DDJ: When did you decide that this was your path?

CC: Around 1992 I decided nobody else is going to do it, I've got to. I was naive; I thought it would happen soon. I got lucky, I got funding to make it possible for anyone to build interactive storytelling...a huge task. [But] I set out to build it. Unfortunately, we couldn't generate much interest. The general attitude was summed up by one guy who said, "Chris, I hope you get funding. This sounds really neat and I'd like to play it. But I can't justify the expense to my superiors. It's just too risky." So that fell apart. I went into a sort of hibernation. I continued to work on the technology, improving it. But I spent time working with NASA on research. I flew some airborne missions. I wrote some books. I taught some courses. And then about two years ago, pieces started coming together.
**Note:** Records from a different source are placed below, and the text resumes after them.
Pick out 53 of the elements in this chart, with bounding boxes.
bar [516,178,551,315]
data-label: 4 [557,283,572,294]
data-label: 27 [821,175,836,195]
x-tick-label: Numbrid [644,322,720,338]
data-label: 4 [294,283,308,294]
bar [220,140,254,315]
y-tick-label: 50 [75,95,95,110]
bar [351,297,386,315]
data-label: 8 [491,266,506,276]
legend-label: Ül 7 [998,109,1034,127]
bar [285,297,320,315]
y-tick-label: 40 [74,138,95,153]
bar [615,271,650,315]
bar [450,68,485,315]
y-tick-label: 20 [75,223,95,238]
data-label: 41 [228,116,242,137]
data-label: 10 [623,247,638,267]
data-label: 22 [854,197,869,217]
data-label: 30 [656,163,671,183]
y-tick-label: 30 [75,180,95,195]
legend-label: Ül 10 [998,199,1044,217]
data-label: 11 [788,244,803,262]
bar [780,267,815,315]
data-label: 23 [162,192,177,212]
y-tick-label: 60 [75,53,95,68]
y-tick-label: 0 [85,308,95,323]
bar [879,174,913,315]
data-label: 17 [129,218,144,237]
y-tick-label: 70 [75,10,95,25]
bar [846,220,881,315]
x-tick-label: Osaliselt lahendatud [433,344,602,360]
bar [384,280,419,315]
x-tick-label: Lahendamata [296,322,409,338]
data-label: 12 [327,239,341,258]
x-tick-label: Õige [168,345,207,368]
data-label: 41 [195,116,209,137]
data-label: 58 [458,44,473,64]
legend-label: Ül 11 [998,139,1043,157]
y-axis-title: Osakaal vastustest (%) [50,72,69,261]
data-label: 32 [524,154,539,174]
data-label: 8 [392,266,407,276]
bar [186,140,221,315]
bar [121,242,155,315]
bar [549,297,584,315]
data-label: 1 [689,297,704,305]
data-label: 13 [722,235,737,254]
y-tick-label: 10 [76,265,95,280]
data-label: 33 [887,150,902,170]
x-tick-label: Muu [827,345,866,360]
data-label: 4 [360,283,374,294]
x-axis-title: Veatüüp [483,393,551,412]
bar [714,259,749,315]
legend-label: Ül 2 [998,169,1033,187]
Technical pieces. The last big break was when I saw a business model that would work.

DDJ: You had an epiphany?

CC: I saw the way. For the past year I've been assembling those pieces, building the technology. And we're going to make it happen.

DDJ: Who's "we"?

CC: Two years ago it was just me. My friend Dave Walker, [who] helped me learn Java, slowly got sucked in. We have five principals. We incorporated on January first of this year. Tier one are the principals, the second tier are volunteers; we share some secrets with them and they get first crack at everything. The third tier are the people who populate the [online forum].

DDJ: And the technology is all written in Java, which you only learned recently?

CC: And I had to learn XML and later we moved to Eclipse, which is a wonderful development environment, but I had to learn that. A lot of getting up to speed on technologies. Some of the core stuff was trivial. The core technology is the storytelling engine and I just took my C++ code and quick-translated it into Java. There was maybe a month's work revising it for the completely different data structures.